6
Yorum
0
Beğeni
0,0
Puan
3835
Okunma

Hayır!
Evvel zamanın mutlu masallarında yaşamadılar,
Şiirin ışığından gölgelere kaçışan
Vuslatsız kuytularda acılarla tutuşan
Ve kaderle, ve kendiyle hesaplaşan
Dev yürekli deniz/anaları...
Şahidim...
Sitemsiz bir ah-u efganla dağladılar
Mavi/soğuk ülkenin buzdan kapılarını.
Dillere bakire ağıtlar yaktılar;
Daha “anne” bile diyemeden,
Hiç yakamoz göremeden,
Bir melek balığı öpüp de gözlerinden
Sonsuz sükuta boğulunca yavruları.
O gün;
Deniz yosun değil,kara toprak kokmuştu.
Balıklar zehir gibi, saf ölüm solumuştu.
Bir şakayık çığlığı doldu olmayan kulaklara
Tesellilere mezar oldu mercan kayalıkları.
Sonra,
Şeffaf bir matem giyindiler,çıkarmayasıya.

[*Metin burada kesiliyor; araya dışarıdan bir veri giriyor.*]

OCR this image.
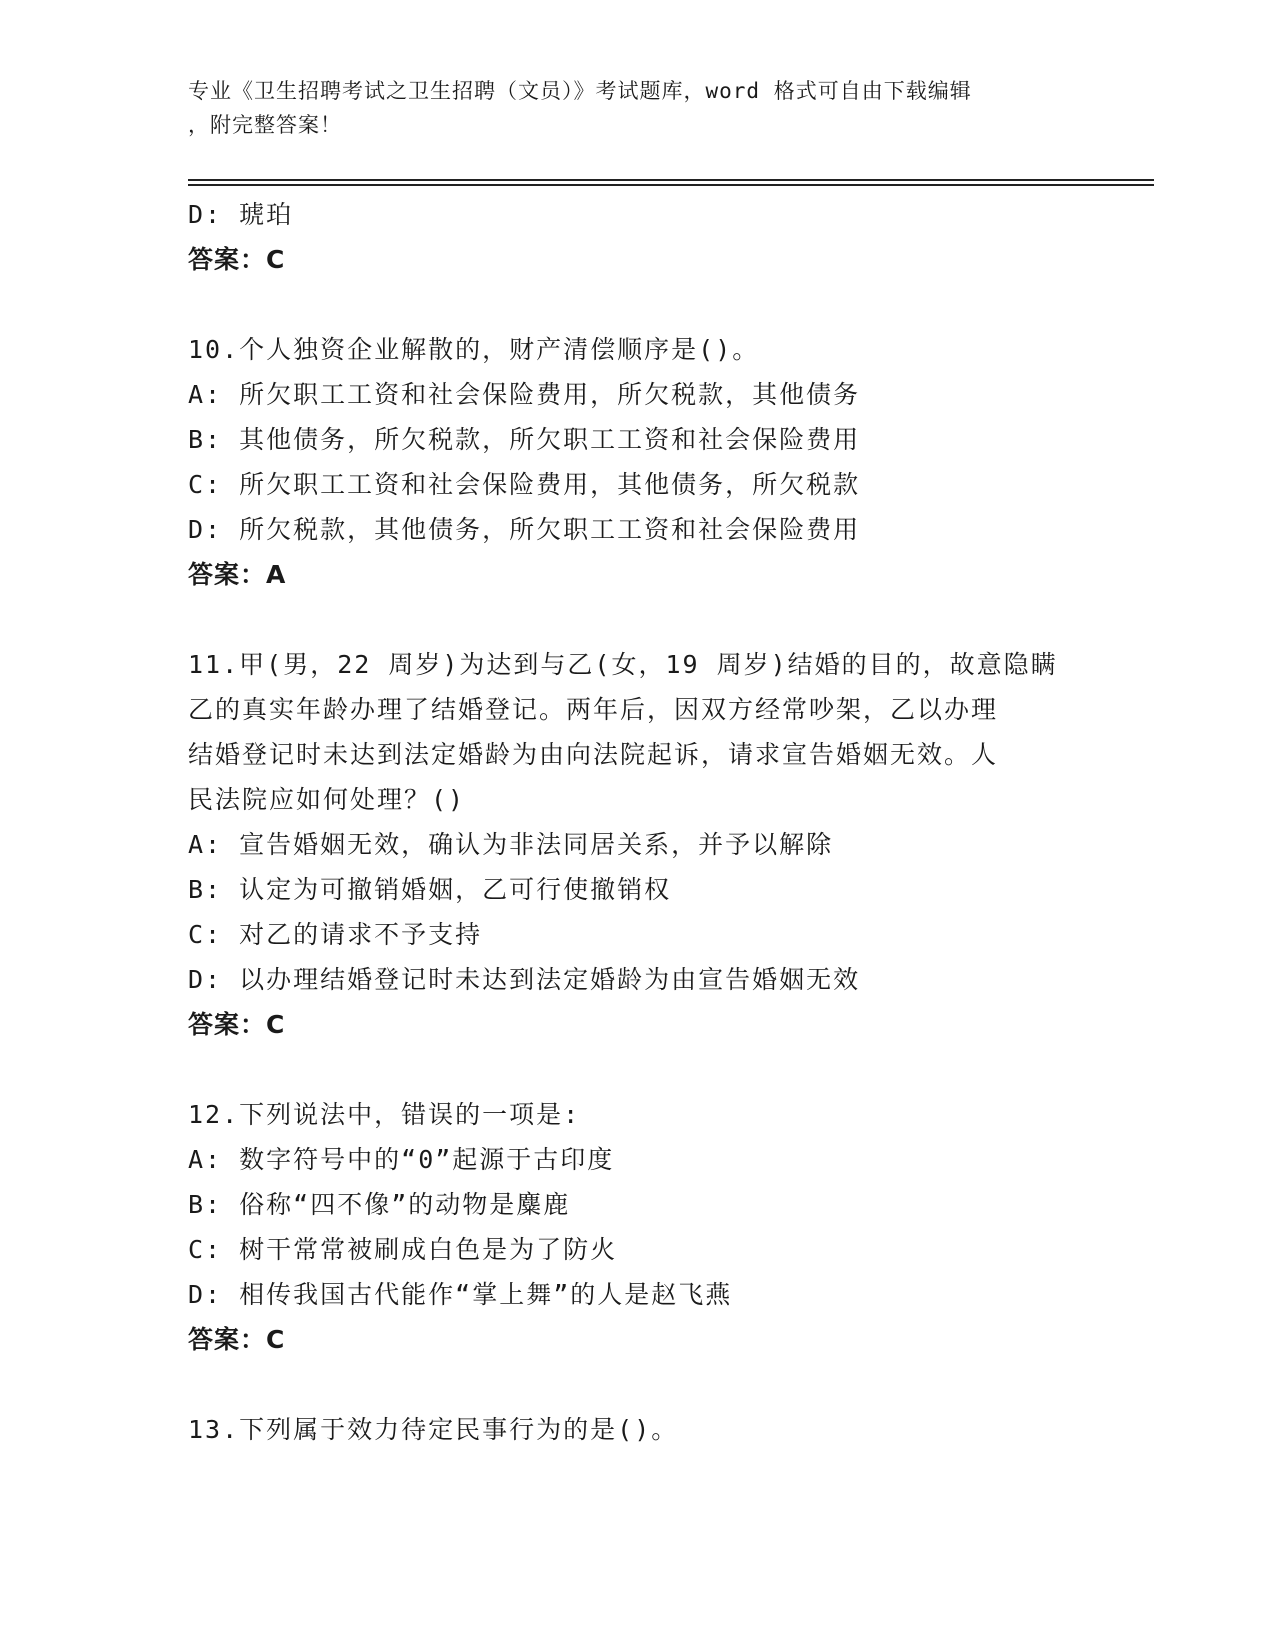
专业《卫生招聘考试之卫生招聘（文员）》考试题库，word 格式可自由下载编辑
，附完整答案！
D: 琥珀
答案：C
10.个人独资企业解散的，财产清偿顺序是()。
A: 所欠职工工资和社会保险费用，所欠税款，其他债务
B: 其他债务，所欠税款，所欠职工工资和社会保险费用
C: 所欠职工工资和社会保险费用，其他债务，所欠税款
D: 所欠税款，其他债务，所欠职工工资和社会保险费用
答案：A
11.甲(男，22 周岁)为达到与乙(女，19 周岁)结婚的目的，故意隐瞒
乙的真实年龄办理了结婚登记。两年后，因双方经常吵架，乙以办理
结婚登记时未达到法定婚龄为由向法院起诉，请求宣告婚姻无效。人
民法院应如何处理？()
A: 宣告婚姻无效，确认为非法同居关系，并予以解除
B: 认定为可撤销婚姻，乙可行使撤销权
C: 对乙的请求不予支持
D: 以办理结婚登记时未达到法定婚龄为由宣告婚姻无效
答案：C
12.下列说法中，错误的一项是:
A: 数字符号中的“0”起源于古印度
B: 俗称“四不像”的动物是麋鹿
C: 树干常常被刷成白色是为了防火
D: 相传我国古代能作“掌上舞”的人是赵飞燕
答案：C
13.下列属于效力待定民事行为的是()。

Okyanuslardan derin,kumsallardan sığdı acıları.
Sabırla, bir annenin kalbine sığdı acıları...
Sığınamadılar ,
Doğup büyüdükleri suların müşfik kollarına
Koyverip bedenlerini sıcak iklim akıntılarına,
Yıllanmış ahir zaman efsanesine
Henüz aşina bir nilüfer kuşkusunda,
Ve kendi kehanetinden kaçan bir kahin kadar ürkek
Terk ettiler usulca,bebek kokusuyla ıslanmış suları.